Where has time gone.

I’ve been busy and obviously lazy.  Most of my time is either sucked up by college or my own laziness.  It sure hasn’t helped that the Olympics are on.  I’m a huge fan of America and track and field.

If you hate sociology stop reading now.  I have words that need written.

What is a sociological construction? Who built this theme we live in or this perception for which we guild our existence?  It can obviously be argued that due to our inherent social and emotional intelligence (nowhere near the Goleman definition but more specifically towards Bar-On) we are restricted throughout life to a particular amount of constructed limits.  Such limits predetermine just about each action we do.  Current judicial guidelines are a clear example.  Laws generally make common sense and are typically in-line with the majority’s view upon right and wrong and their rightful consequences.  When deviations exist, consequences are enacted or rulings of insanity are present.  As such, each of us exists within a particular stratification dependent upon numerous criteria and demographics.  This immediate society is specifically what governs us.

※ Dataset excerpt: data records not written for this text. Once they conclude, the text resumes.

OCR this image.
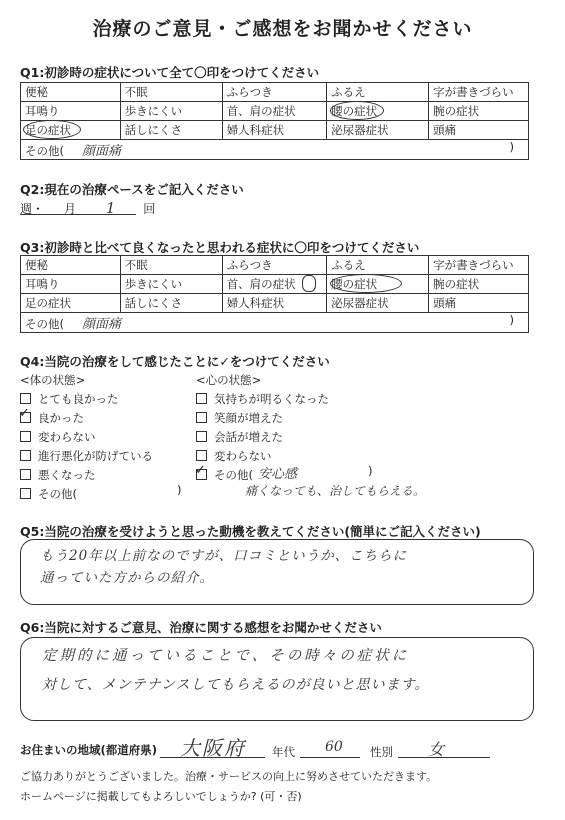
治療のご意見・ご感想をお聞かせください
Q1:初診時の症状について全て〇印をつけてください
便秘	不眠	ふらつき	ふるえ	字が書きづらい
耳鳴り	歩きにくい	首、肩の症状	腰の症状	腕の症状
足の症状	話しにくさ	婦人科症状	泌尿器症状	頭痛
その他( 顔面痛 )				
Q2:現在の治療ペースをご記入ください
週・ 月 1 回
Q3:初診時と比べて良くなったと思われる症状に〇印をつけてください
便秘	不眠	ふらつき	ふるえ	字が書きづらい
耳鳴り	歩きにくい	首、肩の症状	腰の症状	腕の症状
足の症状	話しにくさ	婦人科症状	泌尿器症状	頭痛
その他( 顔面痛 )				
Q4:当院の治療をして感じたことに✓をつけてください
<体の状態>
とても良かった
✓ 良かった
変わらない
進行悪化が防げている
悪くなった
その他(
<心の状態>
気持ちが明るくなった
笑顔が増えた
会話が増えた
変わらない
✓ その他( 安心感	)
痛くなっても、治してもらえる。
)
Q5:当院の治療を受けようと思った動機を教えてください(簡単にご記入ください)
もう20年以上前なのですが、口コミというか、こちらに
通っていた方からの紹介。
Q6:当院に対するご意見、治療に関する感想をお聞かせください
定期的に通っていることで、その時々の症状に
対して、メンテナンスしてもらえるのが良いと思います。
お住まいの地域(都道府県) 大阪府 年代 60 性別 女
ご協力ありがとうございました。治療・サービスの向上に努めさせていただきます。
ホームページに掲載してもよろしいでしょうか? (可・否)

The process to change one’s sociological stratification across predefined immediate social boundaries and rules is inherently arduous.  To jump ship is but to deviate and infract against set social norms. 

This stands to explain that not everyone is intrinsically held from being great, as social oppression can hold even the greatest down.   To marginalize such limits, deviations from what is normal have to be broken.

—————

Everything for which I currently want/wish to do in life is beyond my immediate stratification within my society.  I constantly feel socially oppressed.  I have a ton of academic and personal goals. I will either finish a PhD and eventually teach college, or I will venture off to medical school.   I’m just over ten years in the military.  Anyone that knows anything about being in the military will tell you that I’m stuck for another ten years and it would be a complete travesty if I depart prior to receiving my 20 year retirement.   I know, I could easily just finish the next three years and venture back into college or medical school.  That’s a hell of a lot easier said, than done.  I will not dive head first into how money drives and pushes us all around.  Having the means to support my family is obviously paramount.  Determining to what degree I’m willing to marginalize that for the sake of personal happiness is a completely different story.  I don’t enjoy being stuck.  I don’t enjoy being forced away from my goals.

Having enough will and foresight to successfully depart such immediate social constructions and venture towards the completion of life long goals is the true question.

Regardless, the effort for which we all marginalize socially constructed norms towards internal gratification and goals is what ultimately defines our greatness.